Part of 2. 2. Questions to the Cabinet Secretary for Health, Well-being and Sport – in the Senedd at 2:53 pm on 5 October 2016.
I think that those are completely fair and reasonable points to make. We recognise that the older model may work for some people, but there are different doctors with different priorities—a change in the workforce and a change in what people want to do. For example, it isn’t just that there are more women who are doctors—actually, men who are doctors want to spend more time with their families as well. So, you see people who think that it’s important that they’re around as their child is growing up, and that that, actually, perhaps, if you go back 50 years, might not have been the priority. So, understanding how and why we change the model really matters.
It’s not simply about cutting our cloth against the money. It’s actually about saying, ‘How do we improve outcomes for people to make sure that it’s a more attractive place for people to live and work in the country?’ I’ve said before in this Chamber, and have had some criticism from some Members, that the future of primary care will almost certainly be a smaller number of organisations—amalgamations and/or federations—where there should be more potential to still provide a local service with doctors who people know and trust, but that will provide different services to shift more care into the primary sector.
A really exciting and positive step forward, I believe, is the federation that’s taking place within one cluster in Bridgend, where doctors have come together. They’ve formed their own not-for-profit model to understand how they can run and manage their service in a more holistic way.
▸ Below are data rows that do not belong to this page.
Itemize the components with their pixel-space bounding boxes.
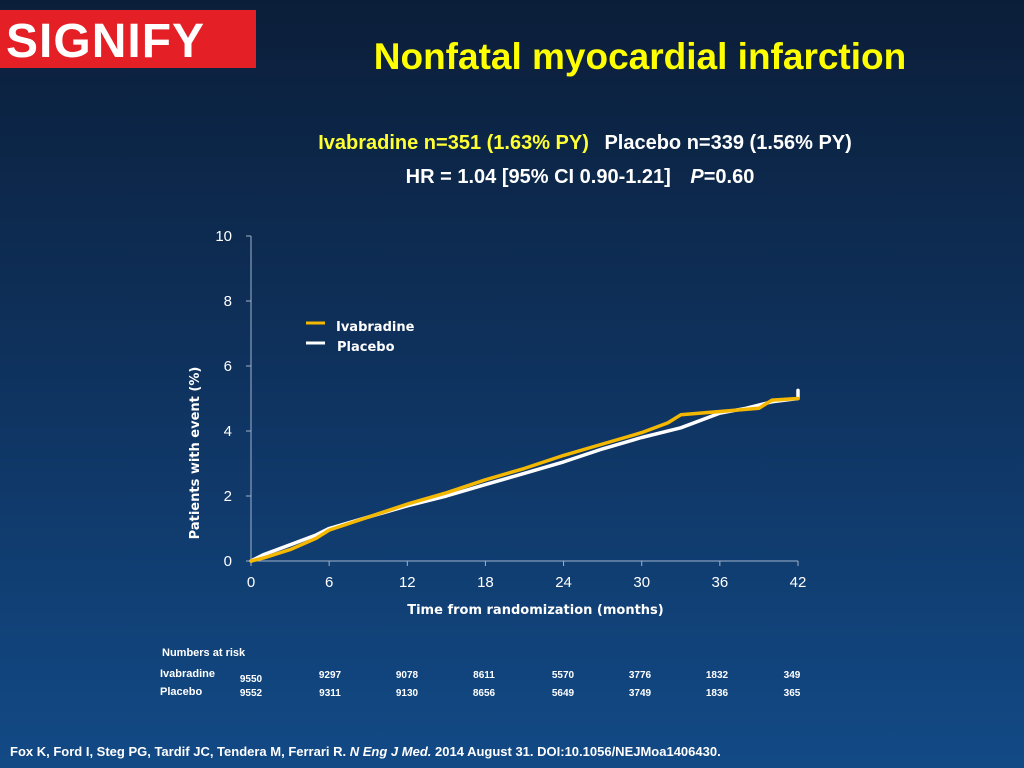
citation: Fox K, Ford I, Steg PG, Tardif JC, Tende…	[10, 744, 721, 759]
study-counts: Ivabradine n=351 (1.63% PY) Placebo n=33…	[150, 132, 1020, 155]
risk-row-label: Placebo	[160, 686, 203, 698]
y-tick-label: 0	[224, 553, 232, 570]
page-title: Nonfatal myocardial infarction	[373, 36, 907, 77]
risk-cell: 9078	[395, 670, 419, 681]
p-symbol: P	[690, 166, 704, 188]
risk-cell: 9297	[318, 670, 342, 681]
p-value-number: =0.60	[703, 166, 755, 188]
risk-cell: 9550	[239, 674, 263, 685]
y-tick-label: 6	[224, 358, 232, 375]
x-tick-label: 6	[325, 574, 333, 591]
risk-cell: 9552	[239, 688, 263, 699]
y-tick-label: 8	[224, 293, 232, 310]
x-tick-label: 42	[790, 574, 807, 591]
risk-cell: 3776	[628, 670, 652, 681]
risk-cell: 365	[783, 688, 801, 699]
y-tick-label: 2	[224, 488, 232, 505]
series-line-placebo	[249, 388, 800, 563]
placebo-count: Placebo n=339 (1.56% PY)	[604, 132, 852, 154]
x-tick-label: 30	[633, 574, 650, 591]
risk-cell: 1832	[705, 670, 729, 681]
risk-cell: 3749	[628, 688, 652, 699]
x-tick-label: 0	[247, 574, 255, 591]
y-tick-label: 4	[224, 423, 232, 440]
risk-table-title: Numbers at risk	[162, 647, 246, 659]
x-tick-label: 12	[399, 574, 416, 591]
citation-authors: Fox K, Ford I, Steg PG, Tardif JC, Tende…	[10, 744, 347, 759]
risk-cell: 1836	[705, 688, 729, 699]
logo-text: SIGNIFY	[6, 15, 206, 68]
risk-cell: 5570	[551, 670, 575, 681]
risk-row-label: Ivabradine	[160, 668, 216, 680]
legend-label-ivabradine: Ivabradine	[336, 320, 415, 335]
citation-journal: N Eng J Med.	[349, 744, 432, 759]
x-axis-label: Time from randomization (months)	[407, 603, 664, 618]
citation-details: 2014 August 31. DOI:10.1056/NEJMoa140643…	[435, 744, 721, 759]
x-tick-label: 24	[555, 574, 572, 591]
risk-cell: 5649	[551, 688, 575, 699]
risk-cell: 9311	[319, 688, 341, 699]
signify-logo: SIGNIFY	[0, 10, 256, 68]
risk-cell: 9130	[395, 688, 419, 699]
hazard-ratio: HR = 1.04 [95% CI 0.90-1.21]	[405, 166, 671, 188]
risk-cell: 8656	[472, 688, 496, 699]
ivabradine-count: Ivabradine n=351 (1.63% PY)	[318, 132, 589, 154]
series-line-ivabradine	[249, 396, 800, 563]
x-tick-label: 36	[712, 574, 729, 591]
risk-cell: 349	[783, 670, 801, 681]
y-axis-label: Patients with event (%)	[188, 367, 203, 540]
legend-label-placebo: Placebo	[337, 340, 395, 355]
p-value: P=0.60	[690, 166, 754, 188]
risk-cell: 8611	[473, 670, 495, 681]
x-tick-label: 18	[477, 574, 494, 591]
hazard-ratio-line: HR = 1.04 [95% CI 0.90-1.21] P=0.60	[150, 166, 1010, 189]
y-tick-label: 10	[215, 228, 232, 245]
That should make it easier for new doctors to come in, not having to buy into a property, and to understand what those partnerships will look like in the future. There are questions for us about how we use capital funding to renovate the primary care estate and what that then means for the people working in that service and providing and delivering what I hope will be an expanded and more diverse service that still meets the needs of people in every community up and down the country.